Constructing a play in 6 weeks may seem like an incredulous task, but one of my good friends challenged that idea when she revamped the Black Underground Theater Association (BUTA). Ajayda Griffith '27 and Mahi Tessema '27, co-presidents of BUTA, directed the play that Ajayda wrote about her senior year in high school. After Ajayda constructed the script for the play, she rounded up a few people from mutual friend groups to act, and created a comedic masterpiece!

Ajayda, the director and writer of the play, posing with flowers on the theater's stage.
Ajayda Griffith '27, the co-director, co-president, and writer of the play "Senior Year," hosted by the Black Underground Theater Association.

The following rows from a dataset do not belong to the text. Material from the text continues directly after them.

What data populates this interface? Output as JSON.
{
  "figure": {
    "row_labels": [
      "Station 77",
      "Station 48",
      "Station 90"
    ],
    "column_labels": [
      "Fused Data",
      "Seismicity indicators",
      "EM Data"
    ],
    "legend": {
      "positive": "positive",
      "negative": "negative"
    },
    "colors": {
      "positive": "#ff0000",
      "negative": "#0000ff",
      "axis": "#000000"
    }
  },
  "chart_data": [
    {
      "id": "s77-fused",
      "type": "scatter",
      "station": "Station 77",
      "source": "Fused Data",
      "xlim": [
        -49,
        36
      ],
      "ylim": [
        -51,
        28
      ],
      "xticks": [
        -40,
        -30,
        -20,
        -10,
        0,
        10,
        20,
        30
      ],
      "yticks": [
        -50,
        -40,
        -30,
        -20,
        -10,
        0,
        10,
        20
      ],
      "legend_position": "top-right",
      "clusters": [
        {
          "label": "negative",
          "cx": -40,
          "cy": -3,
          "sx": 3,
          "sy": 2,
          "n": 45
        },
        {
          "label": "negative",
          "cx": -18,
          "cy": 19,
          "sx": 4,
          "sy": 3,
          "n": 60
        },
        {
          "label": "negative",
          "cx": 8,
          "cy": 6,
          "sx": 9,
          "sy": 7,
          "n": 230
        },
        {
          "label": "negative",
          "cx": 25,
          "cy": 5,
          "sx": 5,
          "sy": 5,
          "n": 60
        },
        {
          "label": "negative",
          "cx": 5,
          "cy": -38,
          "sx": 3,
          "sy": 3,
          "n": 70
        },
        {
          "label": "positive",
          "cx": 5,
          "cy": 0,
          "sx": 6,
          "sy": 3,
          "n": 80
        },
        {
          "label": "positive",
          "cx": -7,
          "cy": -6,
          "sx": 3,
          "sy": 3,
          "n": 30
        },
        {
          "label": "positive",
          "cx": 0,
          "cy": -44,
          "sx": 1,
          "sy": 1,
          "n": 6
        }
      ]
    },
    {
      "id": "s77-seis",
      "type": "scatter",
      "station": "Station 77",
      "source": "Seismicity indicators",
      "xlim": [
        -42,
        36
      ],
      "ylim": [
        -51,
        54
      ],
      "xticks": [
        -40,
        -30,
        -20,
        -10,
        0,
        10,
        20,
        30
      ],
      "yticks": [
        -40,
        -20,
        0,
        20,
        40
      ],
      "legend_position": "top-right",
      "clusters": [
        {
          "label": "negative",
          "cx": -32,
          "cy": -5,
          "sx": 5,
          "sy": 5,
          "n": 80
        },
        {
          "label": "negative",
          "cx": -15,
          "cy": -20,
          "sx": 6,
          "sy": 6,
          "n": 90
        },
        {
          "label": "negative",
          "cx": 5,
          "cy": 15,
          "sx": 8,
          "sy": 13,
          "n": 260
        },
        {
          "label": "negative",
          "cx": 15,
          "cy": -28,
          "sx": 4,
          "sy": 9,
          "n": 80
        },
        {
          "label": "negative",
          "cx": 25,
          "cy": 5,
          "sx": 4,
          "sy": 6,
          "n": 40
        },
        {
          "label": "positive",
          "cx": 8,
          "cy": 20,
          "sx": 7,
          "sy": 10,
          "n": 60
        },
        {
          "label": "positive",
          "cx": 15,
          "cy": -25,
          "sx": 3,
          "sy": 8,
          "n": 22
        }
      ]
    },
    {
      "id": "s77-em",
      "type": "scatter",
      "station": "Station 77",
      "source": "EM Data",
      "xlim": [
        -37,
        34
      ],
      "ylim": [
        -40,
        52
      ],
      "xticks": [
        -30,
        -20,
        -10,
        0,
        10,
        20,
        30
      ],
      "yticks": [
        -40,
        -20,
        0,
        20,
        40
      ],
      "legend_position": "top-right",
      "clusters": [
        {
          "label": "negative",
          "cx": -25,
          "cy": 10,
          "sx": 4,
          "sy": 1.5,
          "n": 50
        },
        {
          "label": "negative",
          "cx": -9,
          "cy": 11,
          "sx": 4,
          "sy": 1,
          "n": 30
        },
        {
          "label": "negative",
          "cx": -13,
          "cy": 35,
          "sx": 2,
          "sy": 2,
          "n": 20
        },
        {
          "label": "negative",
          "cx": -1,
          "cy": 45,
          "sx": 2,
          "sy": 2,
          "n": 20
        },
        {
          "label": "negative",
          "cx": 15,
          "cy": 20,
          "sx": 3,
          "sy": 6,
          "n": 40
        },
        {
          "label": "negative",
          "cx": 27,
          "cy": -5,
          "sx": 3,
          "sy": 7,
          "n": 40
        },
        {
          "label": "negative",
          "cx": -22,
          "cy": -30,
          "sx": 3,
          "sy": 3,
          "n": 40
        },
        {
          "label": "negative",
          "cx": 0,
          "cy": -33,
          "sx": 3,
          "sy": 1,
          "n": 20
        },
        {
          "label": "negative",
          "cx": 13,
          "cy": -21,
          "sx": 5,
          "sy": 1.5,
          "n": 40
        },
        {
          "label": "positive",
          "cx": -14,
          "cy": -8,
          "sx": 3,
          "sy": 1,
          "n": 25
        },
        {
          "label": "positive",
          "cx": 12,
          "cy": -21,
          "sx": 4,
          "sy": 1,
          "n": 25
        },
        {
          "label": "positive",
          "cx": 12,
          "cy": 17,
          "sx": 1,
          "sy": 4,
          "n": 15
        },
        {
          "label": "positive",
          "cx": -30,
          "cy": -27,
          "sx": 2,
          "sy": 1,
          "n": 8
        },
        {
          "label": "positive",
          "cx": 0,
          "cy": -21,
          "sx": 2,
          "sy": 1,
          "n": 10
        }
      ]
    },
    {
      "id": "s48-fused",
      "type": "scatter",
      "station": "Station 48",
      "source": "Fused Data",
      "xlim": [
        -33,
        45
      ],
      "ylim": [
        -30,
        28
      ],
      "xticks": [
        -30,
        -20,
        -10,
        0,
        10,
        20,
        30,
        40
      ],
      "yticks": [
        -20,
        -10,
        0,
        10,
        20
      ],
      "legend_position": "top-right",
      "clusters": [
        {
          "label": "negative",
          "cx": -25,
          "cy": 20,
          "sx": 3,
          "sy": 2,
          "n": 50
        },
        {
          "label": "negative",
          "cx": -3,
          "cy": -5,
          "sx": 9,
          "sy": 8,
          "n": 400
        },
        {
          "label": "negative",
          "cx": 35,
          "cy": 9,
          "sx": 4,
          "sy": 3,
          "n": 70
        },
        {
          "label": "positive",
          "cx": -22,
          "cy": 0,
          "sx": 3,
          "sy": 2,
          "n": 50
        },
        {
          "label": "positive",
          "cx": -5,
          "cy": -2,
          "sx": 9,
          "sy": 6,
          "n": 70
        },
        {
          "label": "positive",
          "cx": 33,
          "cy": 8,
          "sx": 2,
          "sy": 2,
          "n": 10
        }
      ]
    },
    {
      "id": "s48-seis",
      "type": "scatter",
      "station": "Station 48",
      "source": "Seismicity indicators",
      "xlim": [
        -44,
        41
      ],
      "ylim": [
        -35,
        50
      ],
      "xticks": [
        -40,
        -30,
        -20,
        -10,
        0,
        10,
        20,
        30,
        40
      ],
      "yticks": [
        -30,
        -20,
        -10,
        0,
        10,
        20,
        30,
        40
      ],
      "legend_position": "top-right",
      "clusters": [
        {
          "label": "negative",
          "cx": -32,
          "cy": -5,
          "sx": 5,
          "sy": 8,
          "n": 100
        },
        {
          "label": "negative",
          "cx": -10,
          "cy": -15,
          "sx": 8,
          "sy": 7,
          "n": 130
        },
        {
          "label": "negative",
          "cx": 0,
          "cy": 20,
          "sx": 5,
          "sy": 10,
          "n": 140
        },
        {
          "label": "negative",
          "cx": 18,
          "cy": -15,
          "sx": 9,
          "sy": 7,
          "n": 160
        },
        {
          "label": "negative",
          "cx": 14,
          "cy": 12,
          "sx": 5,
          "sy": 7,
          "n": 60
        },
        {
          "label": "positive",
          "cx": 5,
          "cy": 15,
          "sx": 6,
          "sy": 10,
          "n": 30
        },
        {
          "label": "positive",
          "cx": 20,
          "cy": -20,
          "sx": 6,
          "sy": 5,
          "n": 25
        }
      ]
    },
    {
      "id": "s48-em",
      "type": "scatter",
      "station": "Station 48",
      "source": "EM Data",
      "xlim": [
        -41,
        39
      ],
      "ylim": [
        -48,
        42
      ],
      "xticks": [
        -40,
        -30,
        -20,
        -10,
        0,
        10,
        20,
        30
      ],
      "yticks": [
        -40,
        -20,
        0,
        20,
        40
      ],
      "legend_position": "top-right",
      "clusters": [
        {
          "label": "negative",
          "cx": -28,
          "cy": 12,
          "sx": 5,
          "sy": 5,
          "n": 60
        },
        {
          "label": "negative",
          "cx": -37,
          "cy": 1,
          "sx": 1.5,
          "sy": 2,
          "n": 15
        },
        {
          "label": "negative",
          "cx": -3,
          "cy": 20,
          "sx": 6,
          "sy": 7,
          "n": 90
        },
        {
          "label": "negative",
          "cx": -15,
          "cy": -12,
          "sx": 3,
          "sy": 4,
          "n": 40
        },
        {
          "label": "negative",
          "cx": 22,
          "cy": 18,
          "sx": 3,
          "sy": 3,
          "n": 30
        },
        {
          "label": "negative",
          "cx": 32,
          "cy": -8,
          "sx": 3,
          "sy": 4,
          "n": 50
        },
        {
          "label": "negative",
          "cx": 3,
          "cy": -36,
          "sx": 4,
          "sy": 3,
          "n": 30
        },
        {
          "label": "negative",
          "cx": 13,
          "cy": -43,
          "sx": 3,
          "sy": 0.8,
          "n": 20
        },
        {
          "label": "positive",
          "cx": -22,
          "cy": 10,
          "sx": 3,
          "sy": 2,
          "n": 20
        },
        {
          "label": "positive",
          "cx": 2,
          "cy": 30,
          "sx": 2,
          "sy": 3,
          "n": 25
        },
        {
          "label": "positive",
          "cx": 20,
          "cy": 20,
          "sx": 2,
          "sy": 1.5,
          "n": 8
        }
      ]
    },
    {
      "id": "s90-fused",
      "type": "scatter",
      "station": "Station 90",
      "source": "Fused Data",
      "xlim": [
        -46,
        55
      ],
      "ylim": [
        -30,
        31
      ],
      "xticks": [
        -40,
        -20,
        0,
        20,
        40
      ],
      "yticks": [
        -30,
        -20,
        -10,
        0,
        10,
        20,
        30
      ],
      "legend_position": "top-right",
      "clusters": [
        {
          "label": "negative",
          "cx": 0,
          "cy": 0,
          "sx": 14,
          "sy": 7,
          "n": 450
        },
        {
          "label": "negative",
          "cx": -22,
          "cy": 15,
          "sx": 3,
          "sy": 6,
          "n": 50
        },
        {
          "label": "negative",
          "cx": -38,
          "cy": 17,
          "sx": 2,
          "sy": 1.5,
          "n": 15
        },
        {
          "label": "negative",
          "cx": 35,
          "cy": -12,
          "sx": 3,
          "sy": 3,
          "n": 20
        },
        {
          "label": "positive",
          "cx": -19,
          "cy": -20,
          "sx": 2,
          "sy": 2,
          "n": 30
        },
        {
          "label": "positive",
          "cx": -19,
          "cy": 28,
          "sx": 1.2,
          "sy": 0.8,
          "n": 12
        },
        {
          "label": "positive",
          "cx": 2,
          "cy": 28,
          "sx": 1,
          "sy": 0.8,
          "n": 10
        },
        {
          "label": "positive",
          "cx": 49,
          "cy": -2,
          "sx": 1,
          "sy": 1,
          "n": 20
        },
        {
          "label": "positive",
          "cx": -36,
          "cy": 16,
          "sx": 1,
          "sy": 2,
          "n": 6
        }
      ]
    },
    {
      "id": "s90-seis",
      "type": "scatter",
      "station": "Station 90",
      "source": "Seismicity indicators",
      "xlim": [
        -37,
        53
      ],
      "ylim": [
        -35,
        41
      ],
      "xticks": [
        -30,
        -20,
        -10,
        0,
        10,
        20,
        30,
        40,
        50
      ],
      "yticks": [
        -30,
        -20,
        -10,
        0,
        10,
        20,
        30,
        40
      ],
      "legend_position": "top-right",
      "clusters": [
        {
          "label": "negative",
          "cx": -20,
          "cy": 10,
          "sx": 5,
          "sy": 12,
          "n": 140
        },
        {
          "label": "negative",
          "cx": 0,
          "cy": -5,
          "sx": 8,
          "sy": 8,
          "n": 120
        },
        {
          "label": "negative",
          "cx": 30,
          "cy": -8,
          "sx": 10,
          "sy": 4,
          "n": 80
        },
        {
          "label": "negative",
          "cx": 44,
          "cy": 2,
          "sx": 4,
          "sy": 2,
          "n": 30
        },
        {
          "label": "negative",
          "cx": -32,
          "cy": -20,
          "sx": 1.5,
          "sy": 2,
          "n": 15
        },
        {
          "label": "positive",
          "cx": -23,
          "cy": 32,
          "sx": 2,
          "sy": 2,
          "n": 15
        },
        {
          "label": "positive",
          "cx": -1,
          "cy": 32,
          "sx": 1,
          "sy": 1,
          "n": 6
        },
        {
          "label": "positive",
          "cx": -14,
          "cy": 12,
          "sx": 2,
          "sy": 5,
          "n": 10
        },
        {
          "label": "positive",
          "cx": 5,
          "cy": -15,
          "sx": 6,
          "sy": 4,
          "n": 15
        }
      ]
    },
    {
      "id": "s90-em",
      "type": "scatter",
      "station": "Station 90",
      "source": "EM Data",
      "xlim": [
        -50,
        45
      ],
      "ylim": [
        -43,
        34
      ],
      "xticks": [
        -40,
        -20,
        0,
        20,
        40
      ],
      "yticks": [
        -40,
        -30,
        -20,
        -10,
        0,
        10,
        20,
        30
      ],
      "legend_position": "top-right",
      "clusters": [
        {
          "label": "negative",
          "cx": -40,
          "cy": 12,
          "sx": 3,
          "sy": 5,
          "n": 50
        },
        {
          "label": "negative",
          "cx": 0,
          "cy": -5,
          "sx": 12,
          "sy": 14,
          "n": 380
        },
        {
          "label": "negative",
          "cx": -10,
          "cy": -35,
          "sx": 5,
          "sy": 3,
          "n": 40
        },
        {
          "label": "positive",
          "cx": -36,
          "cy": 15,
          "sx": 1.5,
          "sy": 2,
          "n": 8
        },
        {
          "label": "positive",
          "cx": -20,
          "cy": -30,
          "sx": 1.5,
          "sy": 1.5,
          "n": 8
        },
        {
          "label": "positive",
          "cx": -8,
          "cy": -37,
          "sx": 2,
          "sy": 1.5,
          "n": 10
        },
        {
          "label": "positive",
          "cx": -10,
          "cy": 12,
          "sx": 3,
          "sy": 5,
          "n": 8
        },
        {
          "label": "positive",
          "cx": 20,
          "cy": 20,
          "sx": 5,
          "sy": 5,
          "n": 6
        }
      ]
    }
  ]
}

At first, the entire cast and the directors would read through the play to familiarize ourselves with the lines. We would practice in the mural room of Shabazz, Ajayda's Living Learning Community, trying not to bump into the furniture. As the weeks flew by, we upgraded to the real deal: the theater behind the Hood Museum of Art, on Currier Place. Backstage was like a whole other world, Three separate segments of curtains to shield the cast when shifting places.

The main cast of the play.
The main cast of "Senior Year" in the play's visuals.

Surprisingly, most of us had never acted before. I've had my moments of theater in elementary school, but stepping onto that stage was a different ball game. While I struggled to properly remember my lines and remember what side of the stage I would enter, I eventually settled into my character's shoes. 

Then, showtime came. The second and last day of our play was my favorite, the seats of the theater being filled to the max with students. The audience's energies were electric, laughing at every banter and joke in the play. Two representatives from the theater department watched our play as well, showcasing  their approval. 

A sensation of success filled the air as the last curtain fell and the hallowed halls of the theater echoed with applause. In just six weeks, BUTA had not only overcome scheduling restrictions, but also created a comedy masterpiece that had an impact on audiences much beyond Dartmouth. We also knew that the spirit of BUTA would go on, stoking the sparks of creativity and friendship for future generations of students.

If you have an intrigue for acting but have no knowledge of it, joining your friend's play may be just for you. There are acting classes you can take to fulfill your art distributive requirement, as well. Other theater organizations on campus, such as The Displaced Theater Company, have opportunities for participation. At Dartmouth, opportunities are endless where passion is concerned!